Another air travel entry shows incorrect entry time adding a day.
Reminder: date of entry into Canada is NOT the date a person physically arrives but is the date the traveler actually clears border control. A traveler has not actually "entered" Canada until PoE officials actually grant permission to enter Canada.
Discrepancies related to this generally involve arrivals just before midnight when the traveler does not get through the PoE examination until after midnight. (More common error made is in regard to exits, where some rely on a passport stamp showing date of arrival in another country; this is often off by a day for red-eye flights and can be two days off from the actual date of exit for trans-Pacific travel.)
The best the applicant can do is make sure to COMPLETELY and as ACCURATELY as possible report ALL dates of exit and dates of entry, and as @Mexontario suggests, wait to apply with a good margin over the minimum required physical presence.
To the extent an applicant is not certain his or her own records are complete and accurate, the prospective applicant can check and compare information from a variety of sources. But of course the one and only FOR SURE source is the applicant himself or herself. He or she is the only one who was FOR SURE there each and every time.

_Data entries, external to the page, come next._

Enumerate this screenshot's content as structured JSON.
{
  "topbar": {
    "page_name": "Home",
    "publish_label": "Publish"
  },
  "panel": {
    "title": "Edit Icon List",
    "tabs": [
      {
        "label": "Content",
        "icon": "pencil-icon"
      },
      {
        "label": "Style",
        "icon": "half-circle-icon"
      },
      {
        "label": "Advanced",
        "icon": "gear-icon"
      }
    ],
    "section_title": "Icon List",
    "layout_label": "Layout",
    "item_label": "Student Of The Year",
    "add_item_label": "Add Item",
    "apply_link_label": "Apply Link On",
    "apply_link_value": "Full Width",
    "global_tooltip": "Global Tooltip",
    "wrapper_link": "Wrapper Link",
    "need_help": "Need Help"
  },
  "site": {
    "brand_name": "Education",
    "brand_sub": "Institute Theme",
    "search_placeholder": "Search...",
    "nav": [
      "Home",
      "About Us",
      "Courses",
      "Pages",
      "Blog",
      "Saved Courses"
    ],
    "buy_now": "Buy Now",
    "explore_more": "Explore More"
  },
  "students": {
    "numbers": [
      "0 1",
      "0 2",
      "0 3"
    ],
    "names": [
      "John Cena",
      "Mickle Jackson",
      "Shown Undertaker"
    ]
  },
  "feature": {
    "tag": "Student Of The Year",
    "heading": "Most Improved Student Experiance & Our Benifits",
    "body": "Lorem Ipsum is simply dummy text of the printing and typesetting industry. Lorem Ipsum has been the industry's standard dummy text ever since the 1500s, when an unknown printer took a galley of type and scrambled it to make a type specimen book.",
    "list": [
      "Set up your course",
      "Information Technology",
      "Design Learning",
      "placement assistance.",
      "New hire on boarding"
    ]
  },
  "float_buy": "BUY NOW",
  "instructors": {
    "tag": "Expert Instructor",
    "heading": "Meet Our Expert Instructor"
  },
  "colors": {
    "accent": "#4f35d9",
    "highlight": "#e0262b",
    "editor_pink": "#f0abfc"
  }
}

Of course if the prospective applicant did not keep a COMPLETE and ACCURATE record of every entry and exit, that means the one best source of this information is not an entirely reliable source. How big a mistake this can be varies widely. For many if not most, it is fairly easy to use other sources to help reconstruct and verify travel history, to at least get it close enough that in conjunction with having a decent margin over the minimum, IRCC is not likely to have concerns.
The key is to report dates as COMPLETELY and ACCURATELY as the applicant can. The less certain the applicant is, the longer the applicant should wait to apply in order to have a bigger, more comfortable margin over the minimum.